Doble’s sole ambition was to obtain a piano, and he did purchase one out of the savings of many years, to discover that he was powerless to play it, that his ardent musical soul could not relax his stiff fingers and enable them to play even a simple piece. He had not learned as a boy, and now it was too late. “Now look you here,” said Doble. “This is a terrible disappointment to me, but I’ll not be beat. I’ll have good music in my house somehow. I’ll marry a wife, and get a little boy or girl; it don’t matter which, and I’ll have that there child taught so soon as ever it has the sense to know its notes; and when I’m an old man I’ll just sit by the fire and listen, and my lad or my little maid shall play to me by the hour.
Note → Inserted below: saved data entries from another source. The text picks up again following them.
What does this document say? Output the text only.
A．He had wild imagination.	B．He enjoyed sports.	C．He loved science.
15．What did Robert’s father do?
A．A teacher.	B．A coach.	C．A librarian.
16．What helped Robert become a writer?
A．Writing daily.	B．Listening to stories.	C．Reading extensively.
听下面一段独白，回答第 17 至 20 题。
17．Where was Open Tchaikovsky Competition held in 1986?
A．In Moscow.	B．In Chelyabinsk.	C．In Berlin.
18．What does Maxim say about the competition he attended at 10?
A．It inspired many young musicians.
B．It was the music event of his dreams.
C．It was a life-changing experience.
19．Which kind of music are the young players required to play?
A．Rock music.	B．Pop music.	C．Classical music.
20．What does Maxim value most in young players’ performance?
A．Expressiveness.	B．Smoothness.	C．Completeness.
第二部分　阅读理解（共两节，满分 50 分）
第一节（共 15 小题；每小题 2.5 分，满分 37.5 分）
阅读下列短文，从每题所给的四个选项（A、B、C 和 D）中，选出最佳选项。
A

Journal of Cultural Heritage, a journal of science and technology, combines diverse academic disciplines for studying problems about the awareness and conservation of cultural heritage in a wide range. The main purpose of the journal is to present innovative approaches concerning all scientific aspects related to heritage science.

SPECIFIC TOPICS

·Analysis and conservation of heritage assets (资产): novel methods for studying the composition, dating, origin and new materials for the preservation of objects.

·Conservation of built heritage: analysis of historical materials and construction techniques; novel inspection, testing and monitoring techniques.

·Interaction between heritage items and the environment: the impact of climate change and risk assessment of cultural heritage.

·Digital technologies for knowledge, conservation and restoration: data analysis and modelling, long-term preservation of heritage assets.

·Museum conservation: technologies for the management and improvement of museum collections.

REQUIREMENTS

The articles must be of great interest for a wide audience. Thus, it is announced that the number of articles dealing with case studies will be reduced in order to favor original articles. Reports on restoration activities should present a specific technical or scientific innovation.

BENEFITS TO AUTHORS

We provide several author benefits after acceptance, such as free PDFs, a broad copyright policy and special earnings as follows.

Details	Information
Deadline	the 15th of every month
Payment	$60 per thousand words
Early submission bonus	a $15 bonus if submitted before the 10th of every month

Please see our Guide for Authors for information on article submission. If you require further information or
I’ll have Handel, and Haydn, and Bishop, and Mozart. Ah! them will be times worth living for. I’ll go about it at once.”
And he did. He married a young woman, not because she could play a piano, for at that period there were none to be had in his walk of life who could finger an instrument, but with the prospect of becoming a parent of one who could be educated into a skilful player.
“You see,” said he, “there is the piano. All it wants is some one to play on it. It is only a matter of waiting some fifteen or eighteen years, and then—then my time of enjoyment will have come. Then—then I shall have music.”
But no. Again he encountered disappointment. No child was given to him, and the wife he had selected, instead of producing harmony in the home, was a fruitful source of discord. She had a tongue and she had a temper, and she was no idealist, and could not abide just those two things which made Doble what he was—a painstaking, scrupulous workman, and withal a dreamer.
“Why, Doble,” she would say, “what’s the good of your doing your jobs so slow and so fine? There’s other chaps get twice the work you do by just slurring along.”
“I cannot do other. It would go against my conscience.”
“And as to your dratted music. You ain’t got none, and you can’t have none, so just lump it and be joyful.”
To that he made no reply. No answer he could have made would have been comprehensible by her.
So time went on.
Doble’s back became bent. His look became more abstracted. His was an earnest face, with a questioning, craving, seeking look upon it.